Sementara itu, Pemerintah Kabupaten Pohuwato turut memberikan apresiasi tinggi terhadap pelaksanaan festival tersebut. Hal ini disampaikan Arman Mohamad yang mewakili Bupati Pohuwato dalam sambutannya.
Ia menyampaikan permohonan maaf dari Bupati dan Wakil Bupati yang belum dapat hadir karena tengah mengikuti agenda penting bersama jajaran Organisasi Perangkat Daerah (OPD).
“Bapak Bupati dan Wakil Bupati menyampaikan permohonan maaf karena belum dapat hadir bersama kita malam ini, mengingat adanya agenda lain yang telah terjadwal, termasuk kegiatan perencanaan pembangunan tahun 2027,” kata Arman.
Dalam kesempatan itu, ia juga mengapresiasi inisiatif FOKAL yang untuk pertama kalinya menggagas festival tumbilotohe serta memilih Masjid Agung Baiturrahim sebagai pusat kegiatan.
“Atas nama pemerintah daerah, kami menyampaikan penghargaan setinggi-tingginya kepada FOKAL. Ini merupakan kegiatan yang sangat positif dalam melestarikan nilai-nilai budaya, khususnya yang bernuansa Islam di bulan Ramadan,” ujarnya.
Arman juga menyampaikan terima kasih kepada manajemen PGM atas dukungan penuh terhadap penyelenggaraan kegiatan tersebut.
Menurutnya, tradisi tumbilotohe memiliki makna filosofis yang mendalam bagi masyarakat Gorontalo. Tradisi ini pada awalnya bertujuan untuk menerangi jalan menuju tempat ibadah pada malam-malam terakhir Ramadan.
“Cahaya lampu dalam tradisi tumbilotohe melambangkan cahaya hati. Diharapkan di penghujung Ramadan, hati kita menjadi bersih dan kembali fitrah setelah menjalankan ibadah puasa,” jelasnya.
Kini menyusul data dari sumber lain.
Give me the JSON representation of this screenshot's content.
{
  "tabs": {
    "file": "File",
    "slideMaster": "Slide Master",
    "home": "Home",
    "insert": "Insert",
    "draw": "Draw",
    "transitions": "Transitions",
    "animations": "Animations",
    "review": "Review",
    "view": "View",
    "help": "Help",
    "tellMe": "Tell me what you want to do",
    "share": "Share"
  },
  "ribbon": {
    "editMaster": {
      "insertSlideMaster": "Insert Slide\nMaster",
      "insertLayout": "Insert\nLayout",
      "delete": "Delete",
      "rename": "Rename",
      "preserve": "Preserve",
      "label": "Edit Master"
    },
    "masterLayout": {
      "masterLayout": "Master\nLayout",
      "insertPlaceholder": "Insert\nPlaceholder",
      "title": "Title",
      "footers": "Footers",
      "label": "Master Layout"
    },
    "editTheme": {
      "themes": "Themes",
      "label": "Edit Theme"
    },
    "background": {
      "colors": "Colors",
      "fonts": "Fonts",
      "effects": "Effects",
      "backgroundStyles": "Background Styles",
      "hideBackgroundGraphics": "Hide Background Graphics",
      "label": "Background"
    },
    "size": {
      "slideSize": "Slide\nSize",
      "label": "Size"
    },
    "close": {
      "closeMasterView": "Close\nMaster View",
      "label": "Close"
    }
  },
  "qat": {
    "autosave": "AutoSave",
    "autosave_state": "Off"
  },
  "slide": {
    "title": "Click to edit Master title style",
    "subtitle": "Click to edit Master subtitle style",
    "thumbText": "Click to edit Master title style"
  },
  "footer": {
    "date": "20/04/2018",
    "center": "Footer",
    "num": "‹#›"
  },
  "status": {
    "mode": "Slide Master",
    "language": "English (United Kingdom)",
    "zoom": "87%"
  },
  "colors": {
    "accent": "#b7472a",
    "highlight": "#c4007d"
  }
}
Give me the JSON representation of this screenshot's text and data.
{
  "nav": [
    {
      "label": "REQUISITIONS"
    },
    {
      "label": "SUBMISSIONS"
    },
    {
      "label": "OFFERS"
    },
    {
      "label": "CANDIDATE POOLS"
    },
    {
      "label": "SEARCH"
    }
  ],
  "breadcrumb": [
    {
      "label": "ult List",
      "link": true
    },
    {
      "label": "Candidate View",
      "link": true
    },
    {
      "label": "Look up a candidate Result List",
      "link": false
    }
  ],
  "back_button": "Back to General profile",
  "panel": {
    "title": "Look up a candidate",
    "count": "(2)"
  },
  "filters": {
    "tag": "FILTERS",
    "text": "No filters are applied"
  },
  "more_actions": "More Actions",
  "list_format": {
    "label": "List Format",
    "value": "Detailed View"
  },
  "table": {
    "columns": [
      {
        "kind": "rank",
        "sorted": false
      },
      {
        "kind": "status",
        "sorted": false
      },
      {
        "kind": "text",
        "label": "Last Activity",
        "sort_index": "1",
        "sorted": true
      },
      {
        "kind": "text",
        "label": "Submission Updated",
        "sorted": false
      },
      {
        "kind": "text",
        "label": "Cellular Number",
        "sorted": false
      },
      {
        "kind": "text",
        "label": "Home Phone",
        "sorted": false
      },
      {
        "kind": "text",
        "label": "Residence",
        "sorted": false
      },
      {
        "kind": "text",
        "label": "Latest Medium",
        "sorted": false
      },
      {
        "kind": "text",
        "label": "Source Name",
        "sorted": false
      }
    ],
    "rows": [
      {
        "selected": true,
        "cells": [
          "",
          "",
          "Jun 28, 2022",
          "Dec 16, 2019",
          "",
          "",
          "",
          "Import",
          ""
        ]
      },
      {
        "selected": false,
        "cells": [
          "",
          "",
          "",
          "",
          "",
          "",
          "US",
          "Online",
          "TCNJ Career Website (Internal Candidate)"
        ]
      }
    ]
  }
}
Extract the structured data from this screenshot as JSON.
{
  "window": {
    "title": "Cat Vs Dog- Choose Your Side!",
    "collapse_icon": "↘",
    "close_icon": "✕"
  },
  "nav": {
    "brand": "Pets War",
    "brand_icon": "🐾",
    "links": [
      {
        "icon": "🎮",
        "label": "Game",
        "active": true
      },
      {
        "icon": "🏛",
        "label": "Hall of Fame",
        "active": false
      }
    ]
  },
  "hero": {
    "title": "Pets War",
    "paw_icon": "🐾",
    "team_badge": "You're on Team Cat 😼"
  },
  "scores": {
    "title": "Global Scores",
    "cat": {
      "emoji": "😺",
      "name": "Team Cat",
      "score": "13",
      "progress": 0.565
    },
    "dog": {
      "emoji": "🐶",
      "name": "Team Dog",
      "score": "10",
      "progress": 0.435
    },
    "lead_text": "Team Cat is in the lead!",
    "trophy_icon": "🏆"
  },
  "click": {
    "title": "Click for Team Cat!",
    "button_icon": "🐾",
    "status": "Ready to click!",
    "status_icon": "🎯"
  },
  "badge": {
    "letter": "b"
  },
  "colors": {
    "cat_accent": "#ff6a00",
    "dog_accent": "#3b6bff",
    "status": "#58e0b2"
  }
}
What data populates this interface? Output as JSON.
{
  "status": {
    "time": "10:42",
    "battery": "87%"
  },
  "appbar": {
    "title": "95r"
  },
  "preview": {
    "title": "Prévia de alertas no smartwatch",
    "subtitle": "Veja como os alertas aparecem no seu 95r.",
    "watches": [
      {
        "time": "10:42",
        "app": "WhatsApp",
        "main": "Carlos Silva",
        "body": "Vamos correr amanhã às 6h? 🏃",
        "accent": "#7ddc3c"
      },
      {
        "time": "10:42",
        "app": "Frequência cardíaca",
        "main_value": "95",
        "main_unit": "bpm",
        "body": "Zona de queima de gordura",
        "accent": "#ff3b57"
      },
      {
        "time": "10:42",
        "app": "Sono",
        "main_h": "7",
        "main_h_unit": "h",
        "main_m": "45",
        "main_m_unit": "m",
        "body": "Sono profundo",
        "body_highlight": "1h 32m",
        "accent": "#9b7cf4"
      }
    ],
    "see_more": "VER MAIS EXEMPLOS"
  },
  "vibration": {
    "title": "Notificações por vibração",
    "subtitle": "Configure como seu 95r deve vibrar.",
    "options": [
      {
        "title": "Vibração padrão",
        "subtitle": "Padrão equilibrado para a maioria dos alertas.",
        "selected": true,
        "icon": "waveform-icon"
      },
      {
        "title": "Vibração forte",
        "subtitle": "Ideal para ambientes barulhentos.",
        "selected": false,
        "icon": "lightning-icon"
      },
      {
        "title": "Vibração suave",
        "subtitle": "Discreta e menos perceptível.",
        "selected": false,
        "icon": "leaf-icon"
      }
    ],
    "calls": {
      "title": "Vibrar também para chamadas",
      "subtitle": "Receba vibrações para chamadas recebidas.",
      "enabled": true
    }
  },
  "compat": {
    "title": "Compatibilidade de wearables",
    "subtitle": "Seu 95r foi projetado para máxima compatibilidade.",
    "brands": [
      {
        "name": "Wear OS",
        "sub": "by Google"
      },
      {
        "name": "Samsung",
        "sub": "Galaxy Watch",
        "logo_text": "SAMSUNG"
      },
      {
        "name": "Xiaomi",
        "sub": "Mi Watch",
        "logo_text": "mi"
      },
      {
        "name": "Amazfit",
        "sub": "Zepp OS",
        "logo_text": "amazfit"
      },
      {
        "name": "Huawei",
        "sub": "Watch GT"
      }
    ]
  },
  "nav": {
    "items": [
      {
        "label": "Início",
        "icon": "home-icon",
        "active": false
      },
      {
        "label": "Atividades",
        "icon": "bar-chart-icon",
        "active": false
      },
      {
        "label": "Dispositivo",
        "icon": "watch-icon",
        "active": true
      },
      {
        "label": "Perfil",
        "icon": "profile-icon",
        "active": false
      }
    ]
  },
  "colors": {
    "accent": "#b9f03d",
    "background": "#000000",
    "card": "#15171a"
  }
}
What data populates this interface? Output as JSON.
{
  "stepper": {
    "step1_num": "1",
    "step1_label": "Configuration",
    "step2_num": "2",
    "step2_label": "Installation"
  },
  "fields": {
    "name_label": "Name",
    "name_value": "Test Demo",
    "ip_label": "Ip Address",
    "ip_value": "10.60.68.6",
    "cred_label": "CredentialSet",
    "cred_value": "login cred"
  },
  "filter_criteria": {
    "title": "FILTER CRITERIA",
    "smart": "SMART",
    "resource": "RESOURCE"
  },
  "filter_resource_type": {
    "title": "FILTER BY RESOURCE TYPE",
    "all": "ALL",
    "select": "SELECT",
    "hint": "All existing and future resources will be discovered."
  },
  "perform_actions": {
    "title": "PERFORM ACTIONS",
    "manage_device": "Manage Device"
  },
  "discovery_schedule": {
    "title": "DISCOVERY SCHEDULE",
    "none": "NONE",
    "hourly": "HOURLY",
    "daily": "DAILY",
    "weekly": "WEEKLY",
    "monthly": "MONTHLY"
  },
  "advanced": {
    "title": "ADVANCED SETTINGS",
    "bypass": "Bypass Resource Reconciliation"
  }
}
Seiring perkembangan zaman, lanjut Arman, tumbilotohe kini dikemas dalam bentuk festival yang melibatkan berbagai kegiatan keagamaan dan kreatif, khususnya bagi generasi muda.
“Ini menjadi bagian penting dalam menanamkan nilai-nilai keagamaan serta menumbuhkan kecintaan generasi muda terhadap budaya dan agama,” tambahnya.
Arman Mohamad secara resmi membuka Merdeka Festival Tumbilotohe dan berharap kegiatan tersebut dapat menjadi agenda tahunan yang terus dikembangkan.
“Kegiatan ini baru pertama kali dilaksanakan dan kami menilai sudah berjalan sangat baik. Ke depan, tentu perlu perencanaan yang lebih matang agar pelaksanaannya semakin maksimal,” pungkasnya.